Estimation based on longitudinal data with informative missing
Jul 26, 11:00
Longitudinal studies are common in medicine, psychology and sociology etc. A key strength is the ability to measure change in outcome over time. However, for various reasons, missing data is likely to occur to one or more of the sequence of measurements from the same individual. When the probability of missing depends on the unobserved value of the outcome, the missing mechanism is said to be nonignorable or informative. A similar definition applies also to sampling, as an additional initial step of the ‘missing’ process. The analysis of longitudinal data with informative missing values has received serious attention in the last thirty years. Typically, fully parametric models are developed for both the missing-data mechanism and the outcome variable of interest, which requires specific functional assumptions that may be cumbersome to formulate and prone to misspecification. Estimation may be complicated numerically, or even infeasible with large datasets.

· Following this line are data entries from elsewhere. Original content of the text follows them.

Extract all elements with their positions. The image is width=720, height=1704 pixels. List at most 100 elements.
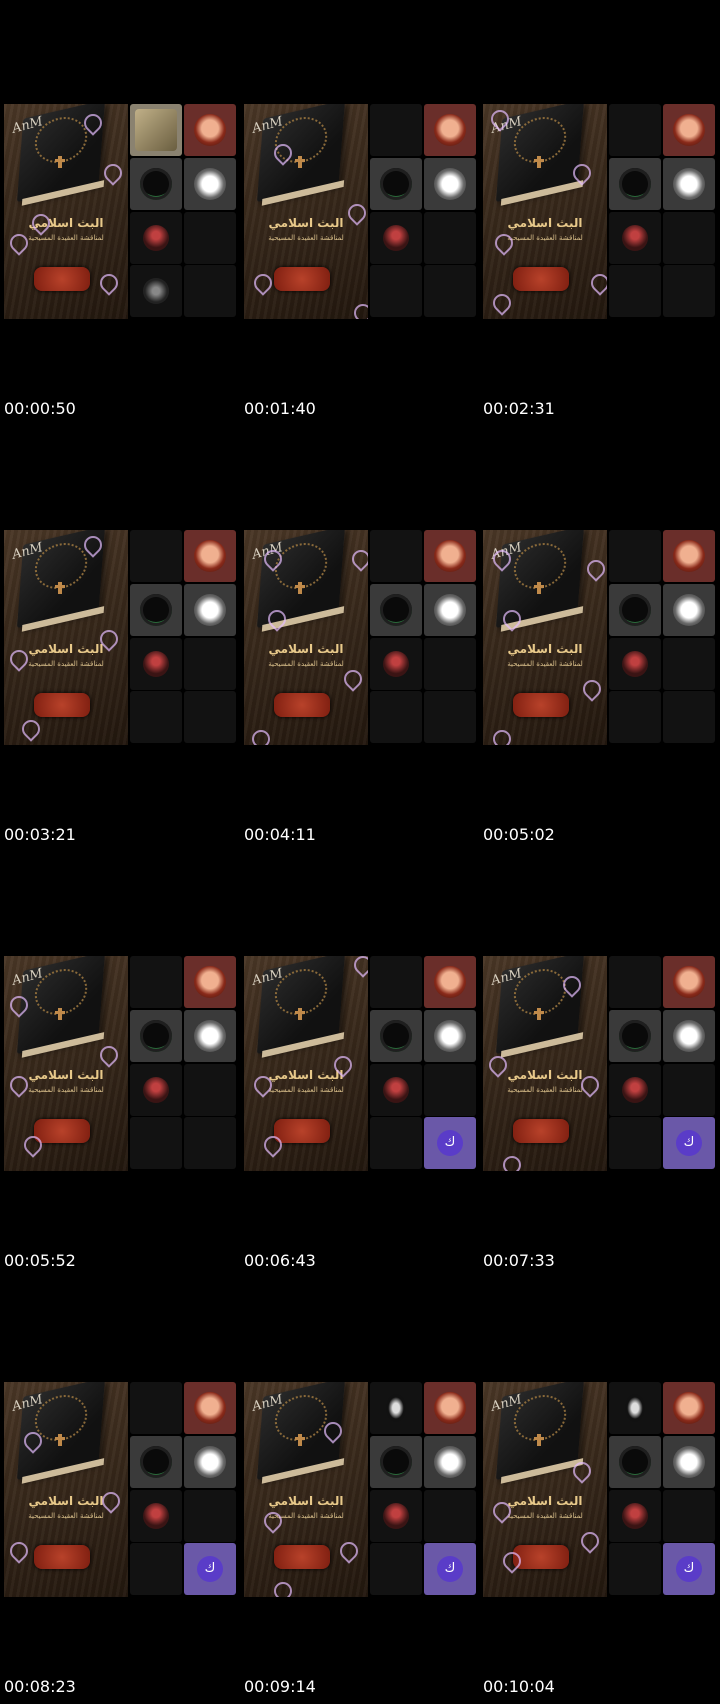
participant-tile[interactable] xyxy=(184,158,236,210)
participant-tile[interactable] xyxy=(370,1543,422,1595)
participant-tile[interactable] xyxy=(424,1010,476,1062)
participant-tile[interactable] xyxy=(424,530,476,582)
participant-tile[interactable] xyxy=(130,1382,182,1434)
participant-tile[interactable] xyxy=(370,1010,422,1062)
participant-tile[interactable] xyxy=(130,530,182,582)
participant-tile[interactable] xyxy=(130,956,182,1008)
participant-tile[interactable] xyxy=(663,691,715,743)
participant-tile[interactable] xyxy=(663,158,715,210)
participant-tile[interactable] xyxy=(370,158,422,210)
participant-tile[interactable] xyxy=(184,1382,236,1434)
participant-tile[interactable] xyxy=(184,265,236,317)
participant-tile[interactable] xyxy=(424,1064,476,1116)
participant-tile[interactable] xyxy=(130,1490,182,1542)
participant-tile[interactable] xyxy=(609,691,661,743)
participant-tile[interactable] xyxy=(609,158,661,210)
participant-tile[interactable]: ك xyxy=(424,1543,476,1595)
participant-tile[interactable] xyxy=(130,1436,182,1488)
participant-tile[interactable] xyxy=(609,265,661,317)
participant-tile[interactable]: ك xyxy=(184,1543,236,1595)
participant-tile[interactable] xyxy=(184,956,236,1008)
participant-tile[interactable] xyxy=(424,265,476,317)
participant-tile[interactable] xyxy=(370,1117,422,1169)
participant-tile[interactable] xyxy=(424,1490,476,1542)
participant-tile[interactable] xyxy=(130,638,182,690)
video-frame-thumbnail[interactable]: AnM البث اسلامي لمناقشة العقيدة المسيحية xyxy=(483,530,716,745)
participant-tile[interactable] xyxy=(609,104,661,156)
participant-tile[interactable] xyxy=(370,1436,422,1488)
participant-tile[interactable] xyxy=(609,1543,661,1595)
participant-tile[interactable] xyxy=(130,1064,182,1116)
participant-tile[interactable]: ك xyxy=(663,1543,715,1595)
participant-tile[interactable] xyxy=(609,1117,661,1169)
participant-tile[interactable] xyxy=(424,158,476,210)
participant-tile[interactable] xyxy=(663,1436,715,1488)
video-frame-thumbnail[interactable]: AnM البث اسلامي لمناقشة العقيدة المسيحية xyxy=(244,104,477,319)
video-frame-thumbnail[interactable]: AnM البث اسلامي لمناقشة العقيدة المسيحية xyxy=(244,530,477,745)
participant-tile[interactable] xyxy=(130,158,182,210)
participant-tile[interactable] xyxy=(370,956,422,1008)
participant-tile[interactable] xyxy=(130,691,182,743)
participant-tile[interactable] xyxy=(663,1064,715,1116)
participant-tile[interactable] xyxy=(370,691,422,743)
participant-tile[interactable] xyxy=(130,584,182,636)
participant-tile[interactable] xyxy=(130,1117,182,1169)
video-frame-thumbnail[interactable]: AnM البث اسلامي لمناقشة العقيدة المسيحية xyxy=(4,104,237,319)
participant-tile[interactable] xyxy=(370,1382,422,1434)
participant-tile[interactable] xyxy=(663,638,715,690)
participant-tile[interactable] xyxy=(424,1382,476,1434)
participant-tile[interactable] xyxy=(609,212,661,264)
participant-tile[interactable] xyxy=(424,1436,476,1488)
participant-tile[interactable] xyxy=(184,530,236,582)
participant-tile[interactable] xyxy=(424,104,476,156)
participant-tile[interactable] xyxy=(424,638,476,690)
video-frame-thumbnail[interactable]: AnM البث اسلامي لمناقشة العقيدة المسيحية ك xyxy=(244,956,477,1171)
participant-tile[interactable] xyxy=(609,530,661,582)
participant-tile[interactable] xyxy=(663,265,715,317)
participant-tile[interactable] xyxy=(370,212,422,264)
participant-tile[interactable] xyxy=(663,104,715,156)
participant-tile[interactable] xyxy=(370,1064,422,1116)
video-frame-thumbnail[interactable]: AnM البث اسلامي لمناقشة العقيدة المسيحية ك xyxy=(483,1382,716,1597)
participant-tile[interactable] xyxy=(130,1010,182,1062)
participant-tile[interactable] xyxy=(663,212,715,264)
participant-tile[interactable] xyxy=(609,638,661,690)
participant-tile[interactable] xyxy=(663,1490,715,1542)
participant-tile[interactable] xyxy=(184,1436,236,1488)
participant-tile[interactable] xyxy=(663,530,715,582)
participant-tile[interactable] xyxy=(663,584,715,636)
participant-tile[interactable] xyxy=(184,104,236,156)
participant-tile[interactable] xyxy=(424,212,476,264)
participant-tile[interactable] xyxy=(184,691,236,743)
participant-tile[interactable]: ك xyxy=(663,1117,715,1169)
participant-tile[interactable] xyxy=(609,1010,661,1062)
participant-tile[interactable] xyxy=(370,584,422,636)
participant-tile[interactable] xyxy=(184,212,236,264)
participant-tile[interactable] xyxy=(663,1010,715,1062)
participant-tile[interactable] xyxy=(609,1382,661,1434)
participant-tile[interactable] xyxy=(184,638,236,690)
participant-tile[interactable] xyxy=(184,584,236,636)
participant-tile[interactable] xyxy=(609,584,661,636)
participant-tile[interactable] xyxy=(609,1436,661,1488)
participant-tile[interactable] xyxy=(370,1490,422,1542)
video-frame-thumbnail[interactable]: AnM البث اسلامي لمناقشة العقيدة المسيحية ك xyxy=(483,956,716,1171)
participant-tile[interactable] xyxy=(184,1010,236,1062)
participant-tile[interactable] xyxy=(130,212,182,264)
participant-tile[interactable] xyxy=(370,265,422,317)
participant-tile[interactable] xyxy=(184,1490,236,1542)
video-frame-thumbnail[interactable]: AnM البث اسلامي لمناقشة العقيدة المسيحية ك xyxy=(4,1382,237,1597)
participant-tile[interactable] xyxy=(370,104,422,156)
video-frame-thumbnail[interactable]: AnM البث اسلامي لمناقشة العقيدة المسيحية xyxy=(4,530,237,745)
participant-tile[interactable] xyxy=(424,691,476,743)
participant-tile[interactable] xyxy=(609,956,661,1008)
participant-tile[interactable] xyxy=(609,1490,661,1542)
participant-tile[interactable] xyxy=(663,1382,715,1434)
video-frame-thumbnail[interactable]: AnM البث اسلامي لمناقشة العقيدة المسيحية xyxy=(483,104,716,319)
participant-tile[interactable] xyxy=(424,956,476,1008)
video-frame-thumbnail[interactable]: AnM البث اسلامي لمناقشة العقيدة المسيحية xyxy=(4,956,237,1171)
participant-tile[interactable] xyxy=(130,1543,182,1595)
participant-tile[interactable] xyxy=(370,530,422,582)
participant-tile[interactable] xyxy=(184,1064,236,1116)
participant-tile[interactable] xyxy=(370,638,422,690)
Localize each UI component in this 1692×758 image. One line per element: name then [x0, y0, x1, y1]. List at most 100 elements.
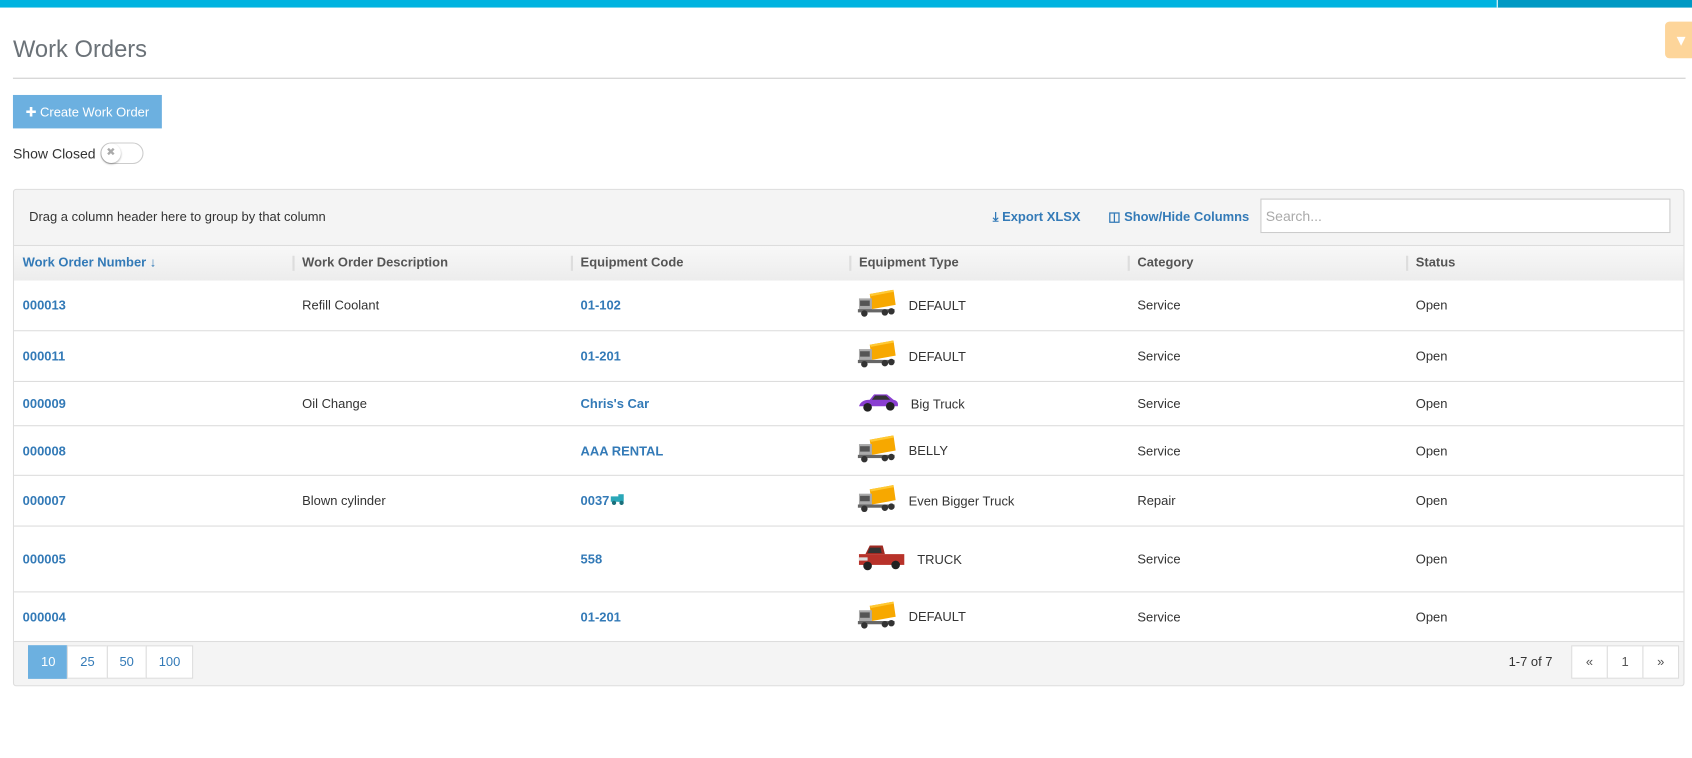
equipment-type-text: TRUCK	[917, 551, 962, 567]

In this work we develop a new non-parametric estimation equation approach to estimation based on longitudinal data. To accommodate the potentially informative missing data, each unit is allowed its own unknown observation propensity, including the case where the units are selected initially under informative sampling, or complex sampling designs otherwise. The outcome values are also treated non-parametrically as constants, just like in the design-based approach to survey sampling. Under this set-up, the observation propensity is estimated using individual-specific observation history. The estimating equation based on these estimated observation propensities can then be used to estimate cross-sectional parameters, or parameters that are defined over time, such as the change between two successive time points or the regression coefficients involving outcomes over time. Compared to alternative fully or semi-parametric approaches, our approach is simple in construction and easy in computation. We prove that the estimator is consistent under suitable regularity conditions and develop suitable methods of variance estimation. The theoretical properties of such a non-parametric estimating equation approach have not been established previously in the literature, nor is the approach known to have been applied in practice.
We will further extend this approach for multiple variables of interest at each wave where we can deal with item nonresponse variable-by-variable, but we will investigate the possibility of a two-phase extension of our approach, where the response probability of an item is given as the product of unit response probability and the conditional item response probability. We are also looking to apply the approach to real data, such as the LFS with rotating panel design or short-term business panel surveys.